Tethered spinal cords are a group of complicated developmental malformations of the spinal cord. These are benign conditions that can cause terrible consequences if not treated. There is some overlapping of the naming of these conditions and some of them are cases of closed Spina Bifida.

The various forms include such conditions as: tight filum terminale, lipomeningomyelocele, split cord malformations, dermal sinus tracts, dermoids and cystoceles.

In general, what all of these conditions have in common is a pulling on the spinal cord at the base of the spinal canal. As children grow, their spinal cords do not grow as quickly as their spinal columns so, relatively, the spinal cord must be able to freely ascend on the inside of the spinal column during growth. If various abnormal structures are holding onto the spinal cord from below, it stretches the spinal cord and this can lead to progressive loss of function.

What are the symptoms of Tethered Spinal Cords?

Signs and symptoms of tethered cords in children vary considerably. Initially children may complain of generalized back or leg pain and as they grow where more tension is placed on the tethered area, bowel and bladder problems or trouble with walking or balance may present. In some cases, tethered cords may be suspected by the pediatrician when there has been a regression in bladder or bowel continence and other skin signs are present such as a mass of coarse, dark hair or a birthmark over the lower spine area. Other signs may be a deep, sacral, skin tags or growths, or a deviated buttock crack.

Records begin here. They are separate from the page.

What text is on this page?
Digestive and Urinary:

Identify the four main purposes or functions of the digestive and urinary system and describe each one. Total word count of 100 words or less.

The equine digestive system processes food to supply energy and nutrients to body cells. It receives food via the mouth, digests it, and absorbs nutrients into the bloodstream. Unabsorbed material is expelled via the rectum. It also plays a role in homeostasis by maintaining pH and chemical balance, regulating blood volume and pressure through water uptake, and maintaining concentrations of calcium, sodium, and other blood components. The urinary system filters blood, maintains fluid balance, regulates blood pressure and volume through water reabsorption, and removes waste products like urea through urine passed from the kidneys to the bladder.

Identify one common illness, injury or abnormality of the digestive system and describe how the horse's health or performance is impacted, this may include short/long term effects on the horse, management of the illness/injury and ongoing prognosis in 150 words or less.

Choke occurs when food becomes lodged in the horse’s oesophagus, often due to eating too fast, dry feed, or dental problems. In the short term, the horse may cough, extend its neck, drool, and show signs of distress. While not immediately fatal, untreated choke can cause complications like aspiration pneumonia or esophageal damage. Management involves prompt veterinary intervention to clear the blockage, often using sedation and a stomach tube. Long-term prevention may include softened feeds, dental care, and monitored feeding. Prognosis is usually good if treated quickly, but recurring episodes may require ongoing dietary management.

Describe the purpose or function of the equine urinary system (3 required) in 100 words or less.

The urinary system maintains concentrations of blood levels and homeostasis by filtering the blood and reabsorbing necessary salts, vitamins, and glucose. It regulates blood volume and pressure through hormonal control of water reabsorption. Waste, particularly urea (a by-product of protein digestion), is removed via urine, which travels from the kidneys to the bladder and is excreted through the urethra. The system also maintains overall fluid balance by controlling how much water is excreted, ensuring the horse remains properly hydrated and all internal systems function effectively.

How are Tethered Spinal Cords diagnosed?

Often these obvious skin signs will lead to imaging such as an ultrasound of the sacral region. An ultrasound is most often the first test performed as the infant does not need to be sedated with anesthetic for the procedure. If the ultrasound results are not conclusive, a MRI of the spine where the infant/child is sedated is usually required to confirm the diagnosis and show the extent of the tethering.

Example of a Lipomyelomeningocele on MRI.

Treatment of Tethered Spinal Cords

Many pediatric neurosurgeons recommend that these conditions should be operated on, especially if children are symptomatic. The operation is tailored to the specific cause of the tethering. Typically, neurosurgeons will have neurophysiologists monitor spinal cord and nerve function during the delicate operation to minimize risk to these structures.